Monkey See Videos 2008 How to Protect Comic Books. Available at http://www.youtube.com/watch?v=EVqm9B76LMI [Last accessed 20 October 2009]
Submissions in graphic form (including but not limited to drawings, comics, and diagrams) can be of any type described above, from Research to Commentary. Depending on the chosen category, they may be peer-reviewed before publication.
All graphic submissions must include an abstract, references, and an introductory text that explains the method and the objectives of the submission. This text helps us to index the submission because it is fully searchable, whereas independant images are not. Prior to submitting a Graphic Submission, please contact our Graphic Submissions section editor, Dr Nicolas Labarre.
As with images in regular articles, all files must be provided in 300 dpi in either .jpg or .png. You may need to adjust hand-drawn submissions to ensure that the scanning process results in a clear and legible picture.
Nevertheless, the aesthetic qualities of graphic submissions are less important than their ability to convey information clearly.

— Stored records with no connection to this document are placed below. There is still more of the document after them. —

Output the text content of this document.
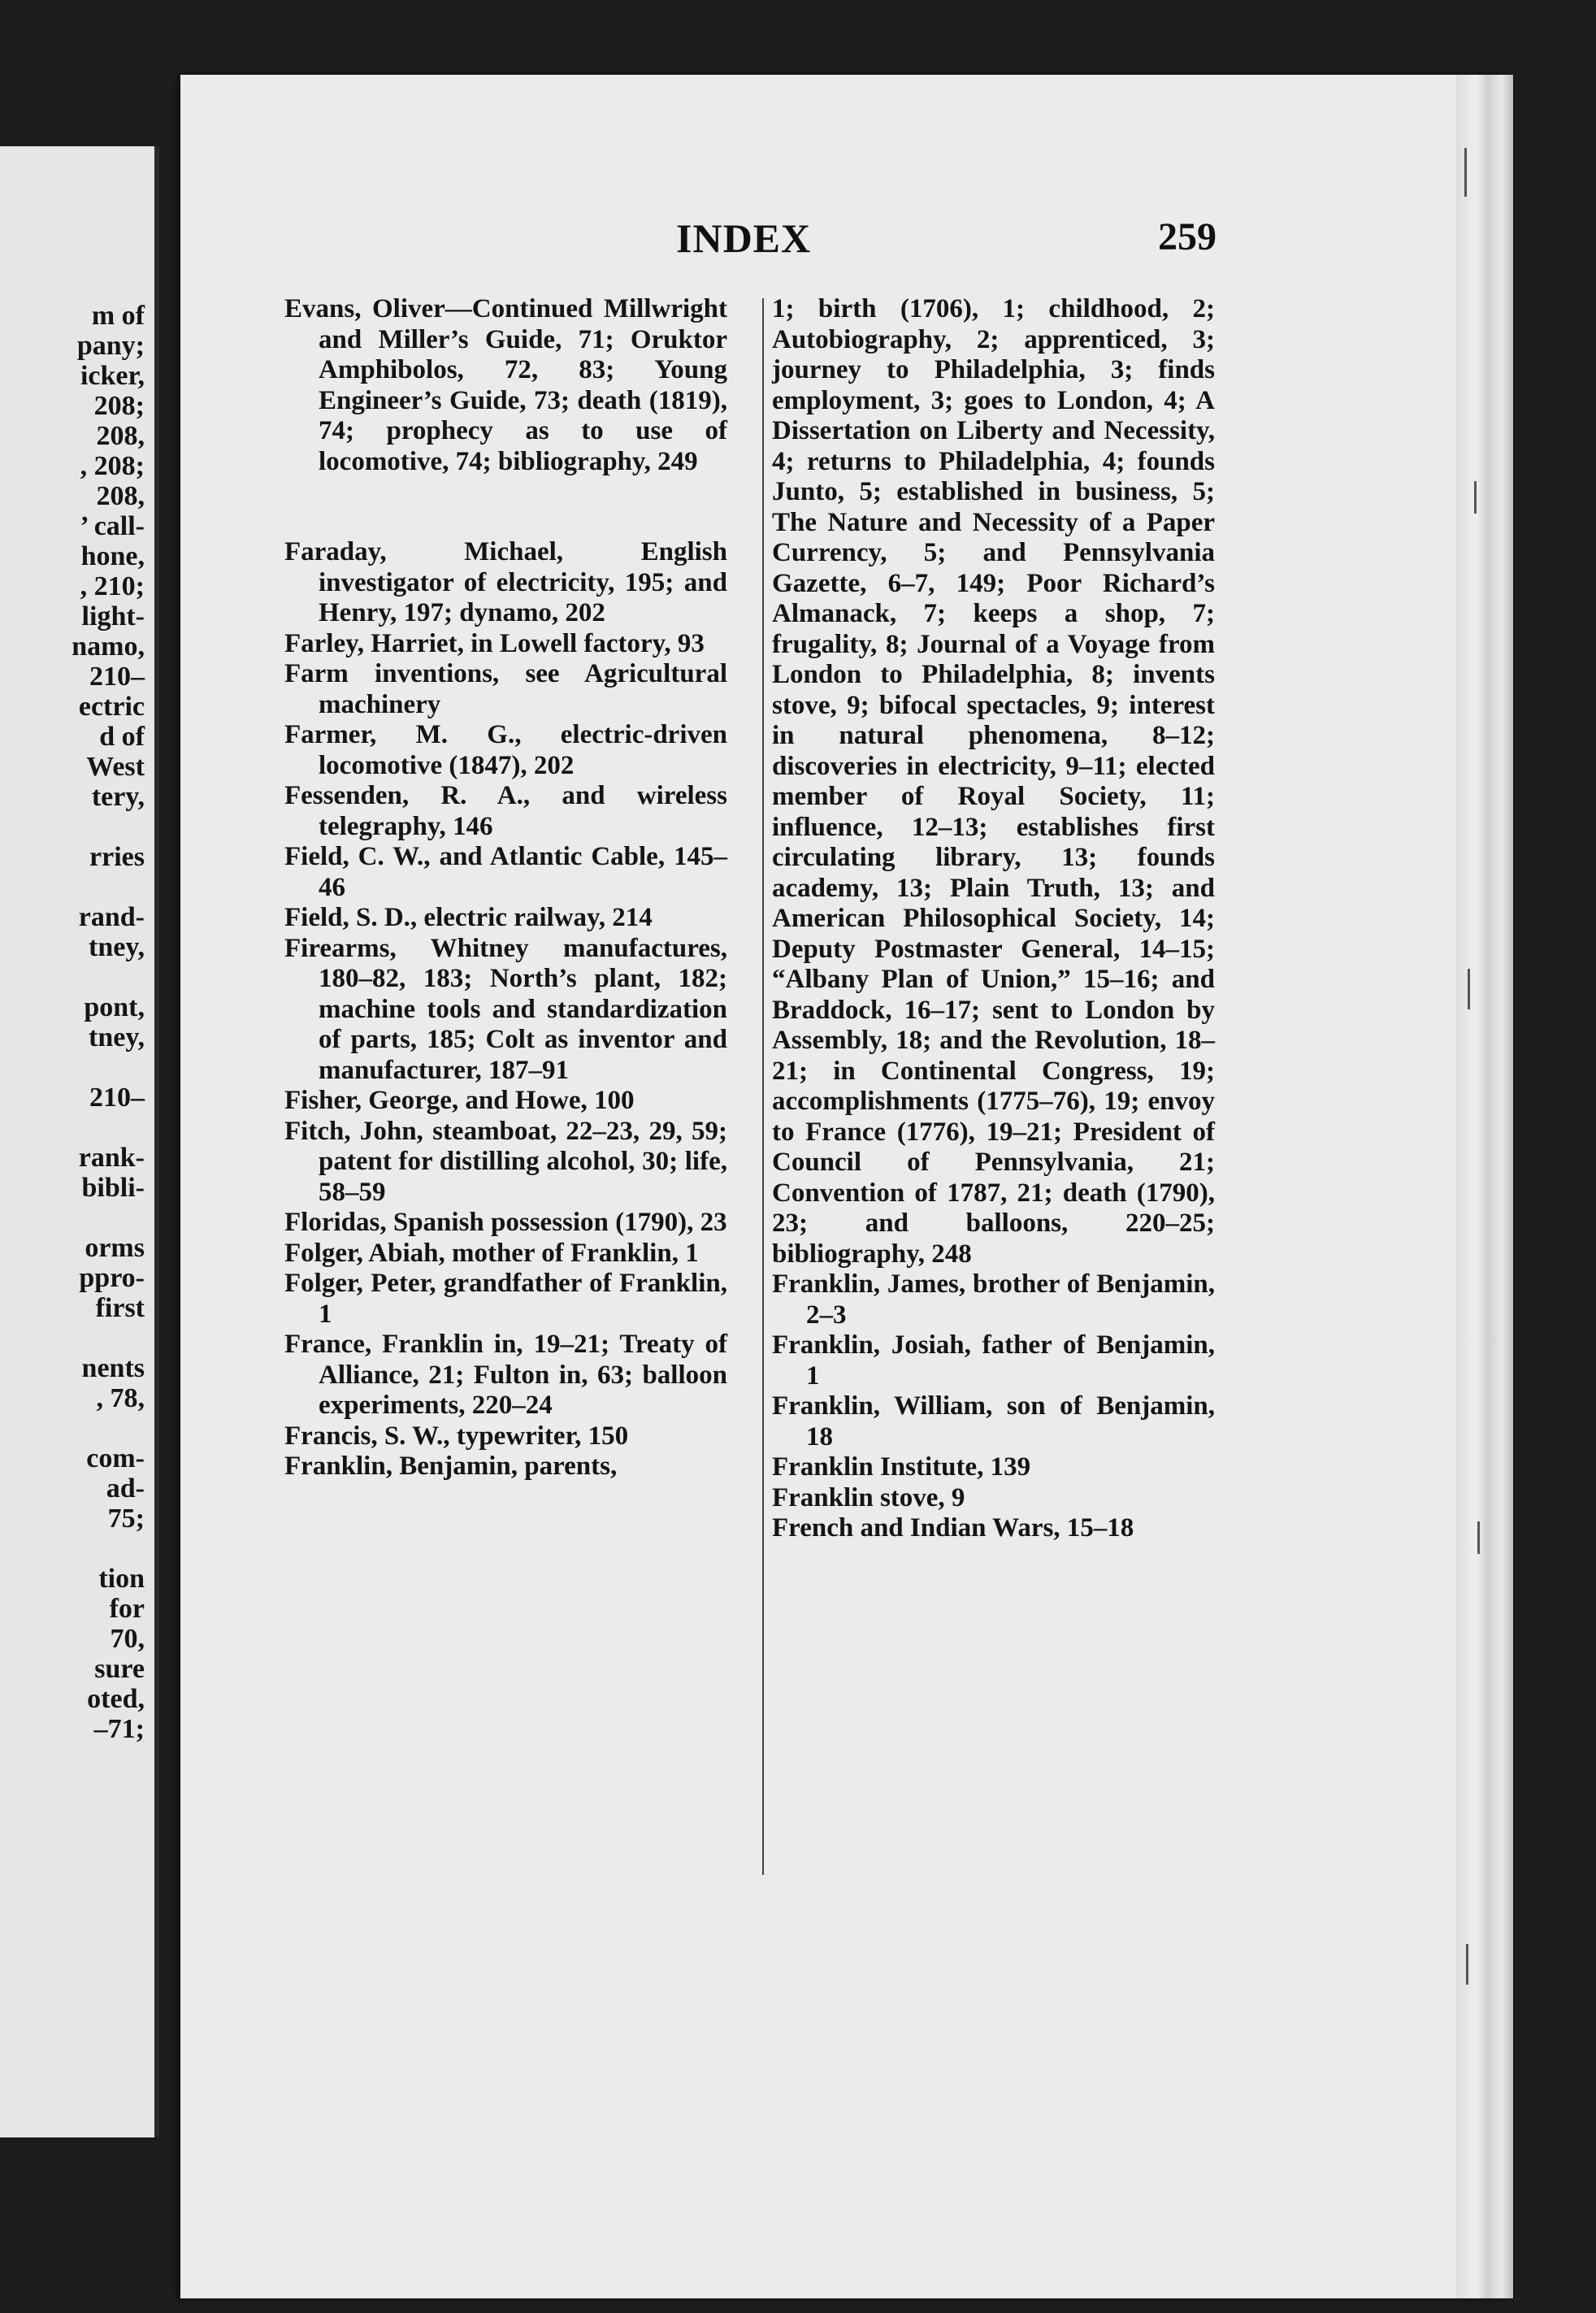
m of
pany;
icker,
208;
208,
, 208;
208,
’ call-
hone,
, 210;
light-
namo,
210–
ectric
d of
West
tery,

rries

rand-
tney,

pont,
tney,

210–

rank-
bibli-

orms
ppro-
first

nents
, 78,

com-
ad-
75;

tion
for
70,
sure
oted,
–71;
INDEX	259

Evans, Oliver—Continued Millwright and Miller’s Guide, 71; Oruktor Amphibolos, 72, 83; Young Engineer’s Guide, 73; death (1819), 74; prophecy as to use of locomotive, 74; bibliography, 249

Faraday, Michael, English investigator of electricity, 195; and Henry, 197; dynamo, 202

Farley, Harriet, in Lowell factory, 93

Farm inventions, see Agricultural machinery

Farmer, M. G., electric-driven locomotive (1847), 202

Fessenden, R. A., and wireless telegraphy, 146

Field, C. W., and Atlantic Cable, 145–46

Field, S. D., electric railway, 214

Firearms, Whitney manufactures, 180–82, 183; North’s plant, 182; machine tools and standardization of parts, 185; Colt as inventor and manufacturer, 187–91

Fisher, George, and Howe, 100

Fitch, John, steamboat, 22–23, 29, 59; patent for distilling alcohol, 30; life, 58–59

Floridas, Spanish possession (1790), 23

Folger, Abiah, mother of Franklin, 1

Folger, Peter, grandfather of Franklin, 1

France, Franklin in, 19–21; Treaty of Alliance, 21; Fulton in, 63; balloon experiments, 220–24

Francis, S. W., typewriter, 150

Franklin, Benjamin, parents,

1; birth (1706), 1; childhood, 2; Autobiography, 2; apprenticed, 3; journey to Philadelphia, 3; finds employment, 3; goes to London, 4; A Dissertation on Liberty and Necessity, 4; returns to Philadelphia, 4; founds Junto, 5; established in business, 5; The Nature and Necessity of a Paper Currency, 5; and Pennsylvania Gazette, 6–7, 149; Poor Richard’s Almanack, 7; keeps a shop, 7; frugality, 8; Journal of a Voyage from London to Philadelphia, 8; invents stove, 9; bifocal spectacles, 9; interest in natural phenomena, 8–12; discoveries in electricity, 9–11; elected member of Royal Society, 11; influence, 12–13; establishes first circulating library, 13; founds academy, 13; Plain Truth, 13; and American Philosophical Society, 14; Deputy Postmaster General, 14–15; “Albany Plan of Union,” 15–16; and Braddock, 16–17; sent to London by Assembly, 18; and the Revolution, 18–21; in Continental Congress, 19; accomplishments (1775–76), 19; envoy to France (1776), 19–21; President of Council of Pennsylvania, 21; Convention of 1787, 21; death (1790), 23; and balloons, 220–25; bibliography, 248

Franklin, James, brother of Benjamin, 2–3

Franklin, Josiah, father of Benjamin, 1

Franklin, William, son of Benjamin, 18

Franklin Institute, 139

Franklin stove, 9

French and Indian Wars, 15–18
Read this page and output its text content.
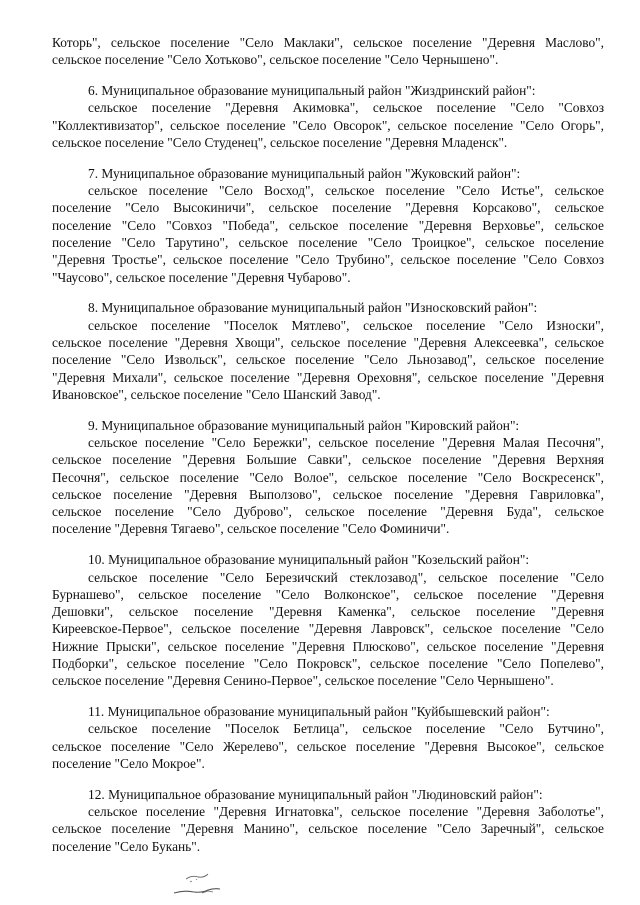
Которь", сельское поселение "Село Маклаки", сельское поселение "Деревня Маслово",
сельское поселение "Село Хотьково", сельское поселение "Село Чернышено".
6. Муниципальное образование муниципальный район "Жиздринский район":
сельское поселение "Деревня Акимовка", сельское поселение "Село "Совхоз
"Коллективизатор", сельское поселение "Село Овсорок", сельское поселение "Село Огорь",
сельское поселение "Село Студенец", сельское поселение "Деревня Младенск".
7. Муниципальное образование муниципальный район "Жуковский район":
сельское поселение "Село Восход", сельское поселение "Село Истье", сельское
поселение "Село Высокиничи", сельское поселение "Деревня Корсаково", сельское
поселение "Село "Совхоз "Победа", сельское поселение "Деревня Верховье", сельское
поселение "Село Тарутино", сельское поселение "Село Троицкое", сельское поселение
"Деревня Тростье", сельское поселение "Село Трубино", сельское поселение "Село Совхоз
"Чаусово", сельское поселение "Деревня Чубарово".
8. Муниципальное образование муниципальный район "Износковский район":
сельское поселение "Поселок Мятлево", сельское поселение "Село Износки",
сельское поселение "Деревня Хвощи", сельское поселение "Деревня Алексеевка", сельское
поселение "Село Извольск", сельское поселение "Село Льнозавод", сельское поселение
"Деревня Михали", сельское поселение "Деревня Ореховня", сельское поселение "Деревня
Ивановское", сельское поселение "Село Шанский Завод".
9. Муниципальное образование муниципальный район "Кировский район":
сельское поселение "Село Бережки", сельское поселение "Деревня Малая Песочня",
сельское поселение "Деревня Большие Савки", сельское поселение "Деревня Верхняя
Песочня", сельское поселение "Село Волое", сельское поселение "Село Воскресенск",
сельское поселение "Деревня Выползово", сельское поселение "Деревня Гавриловка",
сельское поселение "Село Дуброво", сельское поселение "Деревня Буда", сельское
поселение "Деревня Тягаево", сельское поселение "Село Фоминичи".
10. Муниципальное образование муниципальный район "Козельский район":
сельское поселение "Село Березичский стеклозавод", сельское поселение "Село
Бурнашево", сельское поселение "Село Волконское", сельское поселение "Деревня
Дешовки", сельское поселение "Деревня Каменка", сельское поселение "Деревня
Киреевское-Первое", сельское поселение "Деревня Лавровск", сельское поселение "Село
Нижние Прыски", сельское поселение "Деревня Плюсково", сельское поселение "Деревня
Подборки", сельское поселение "Село Покровск", сельское поселение "Село Попелево",
сельское поселение "Деревня Сенино-Первое", сельское поселение "Село Чернышено".
11. Муниципальное образование муниципальный район "Куйбышевский район":
сельское поселение "Поселок Бетлица", сельское поселение "Село Бутчино",
сельское поселение "Село Жерелево", сельское поселение "Деревня Высокое", сельское
поселение "Село Мокрое".
12. Муниципальное образование муниципальный район "Людиновский район":
сельское поселение "Деревня Игнатовка", сельское поселение "Деревня Заболотье",
сельское поселение "Деревня Манино", сельское поселение "Село Заречный", сельское
поселение "Село Букань".
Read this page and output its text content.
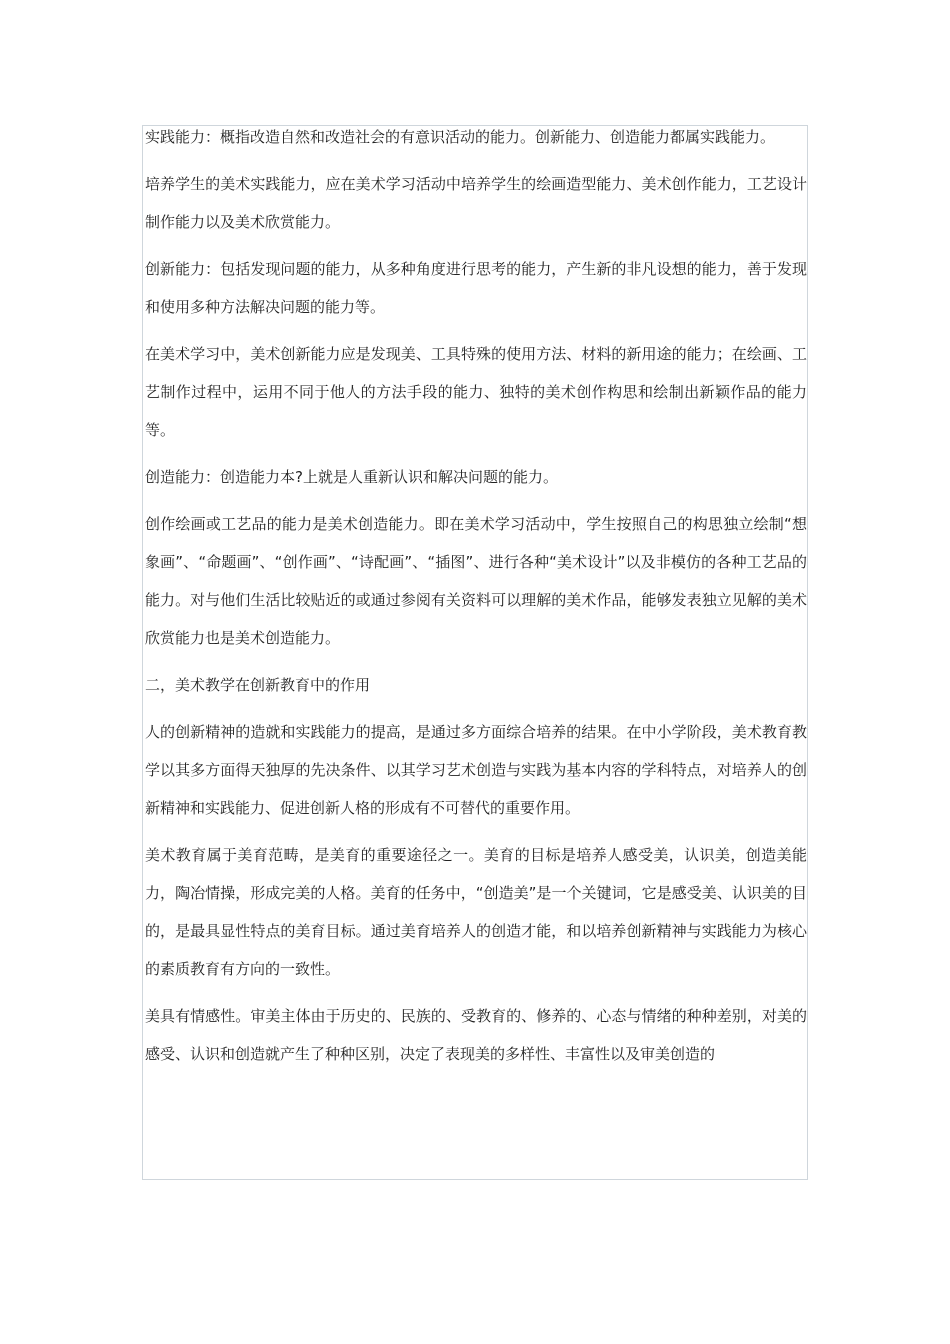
实践能力：概指改造自然和改造社会的有意识活动的能力。创新能力、创造能力都属实践能力。

培养学生的美术实践能力，应在美术学习活动中培养学生的绘画造型能力、美术创作能力，工艺设计制作能力以及美术欣赏能力。

创新能力：包括发现问题的能力，从多种角度进行思考的能力，产生新的非凡设想的能力，善于发现和使用多种方法解决问题的能力等。

在美术学习中，美术创新能力应是发现美、工具特殊的使用方法、材料的新用途的能力；在绘画、工艺制作过程中，运用不同于他人的方法手段的能力、独特的美术创作构思和绘制出新颖作品的能力等。

创造能力：创造能力本?上就是人重新认识和解决问题的能力。

创作绘画或工艺品的能力是美术创造能力。即在美术学习活动中，学生按照自己的构思独立绘制“想象画”、“命题画”、“创作画”、“诗配画”、“插图”、进行各种“美术设计”以及非模仿的各种工艺品的能力。对与他们生活比较贴近的或通过参阅有关资料可以理解的美术作品，能够发表独立见解的美术欣赏能力也是美术创造能力。

二，美术教学在创新教育中的作用

人的创新精神的造就和实践能力的提高，是通过多方面综合培养的结果。在中小学阶段，美术教育教学以其多方面得天独厚的先决条件、以其学习艺术创造与实践为基本内容的学科特点，对培养人的创新精神和实践能力、促进创新人格的形成有不可替代的重要作用。

美术教育属于美育范畴，是美育的重要途径之一。美育的目标是培养人感受美，认识美，创造美能力，陶冶情操，形成完美的人格。美育的任务中，“创造美”是一个关键词，它是感受美、认识美的目的，是最具显性特点的美育目标。通过美育培养人的创造才能，和以培养创新精神与实践能力为核心的素质教育有方向的一致性。

美具有情感性。审美主体由于历史的、民族的、受教育的、修养的、心态与情绪的种种差别，对美的感受、认识和创造就产生了种种区别，决定了表现美的多样性、丰富性以及审美创造的
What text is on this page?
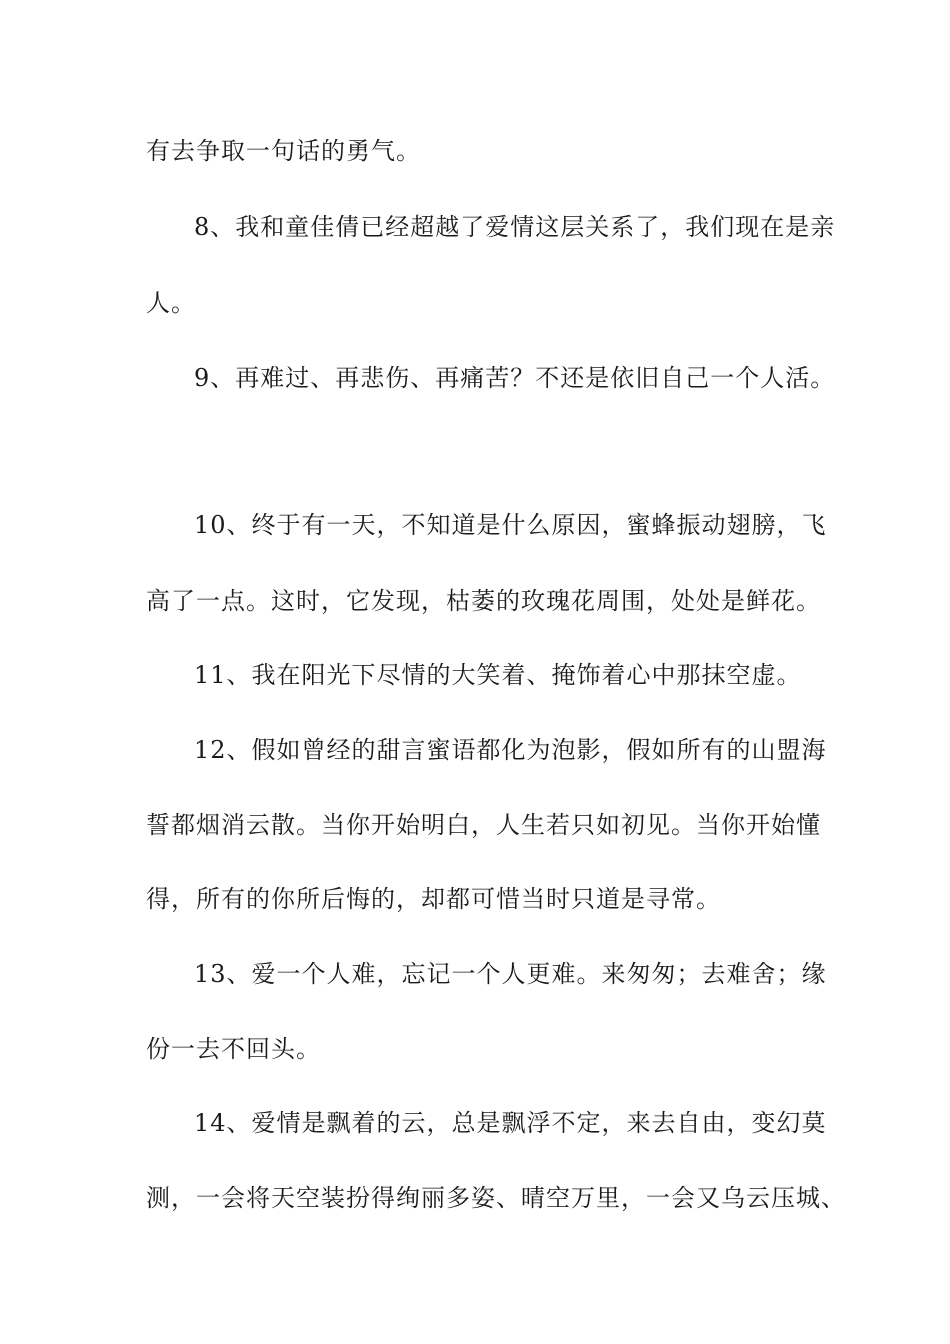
有去争取一句话的勇气。
8、我和童佳倩已经超越了爱情这层关系了，我们现在是亲
人。
9、再难过、再悲伤、再痛苦？不还是依旧自己一个人活。
10、终于有一天，不知道是什么原因，蜜蜂振动翅膀，飞
高了一点。这时，它发现，枯萎的玫瑰花周围，处处是鲜花。
11、我在阳光下尽情的大笑着、掩饰着心中那抹空虚。
12、假如曾经的甜言蜜语都化为泡影，假如所有的山盟海
誓都烟消云散。当你开始明白，人生若只如初见。当你开始懂
得，所有的你所后悔的，却都可惜当时只道是寻常。
13、爱一个人难，忘记一个人更难。来匆匆；去难舍；缘
份一去不回头。
14、爱情是飘着的云，总是飘浮不定，来去自由，变幻莫
测，一会将天空装扮得绚丽多姿、晴空万里，一会又乌云压城、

Visual scholarship should aim at presenting knowledge in a legible, efficient, and productive way, subordinating aesthetic choices to these goals.
While being a skilled drafstman can improve the efficiency of such communication, minimalist solutions (see “Creativity and project management: a comic”, by Phil Jones Jones, James Evans) and technical options (see “Materiality Comics”, by Aaron Kashtan) are perfectly viable alternatives, provided the form is coherent with the content and the epistemic objectives of the submission.
Graphic research is a time-consuming process, even compared to traditional forms of scholarly publication. We therefore encourage scholars wishing to submit graphic pieces to first contact the graphic editor with their project, presenting the subject of the piece as well as the graphic strategies they intend to use. This collaborative approach is meant to generate useful feedback and to refine the submissions, but it does not guarantee that they will go through the peer-review process successfully.
Additionally, we will consider submissions in “thumbnail” or “storyboard” form for peer review. Such submissions should include the complete introductory text and a fully realized graphic sample, but the entire project need not be in fully-rendered graphic form. This process is useful for multiple-page articles in comics form, where the creator does not want to waste time on a fully-rendered project only to have it rejected. The editors will make sure that reviewers are aware of these submission processes.
Authors should abide by the authorship guidelines when submitting an article.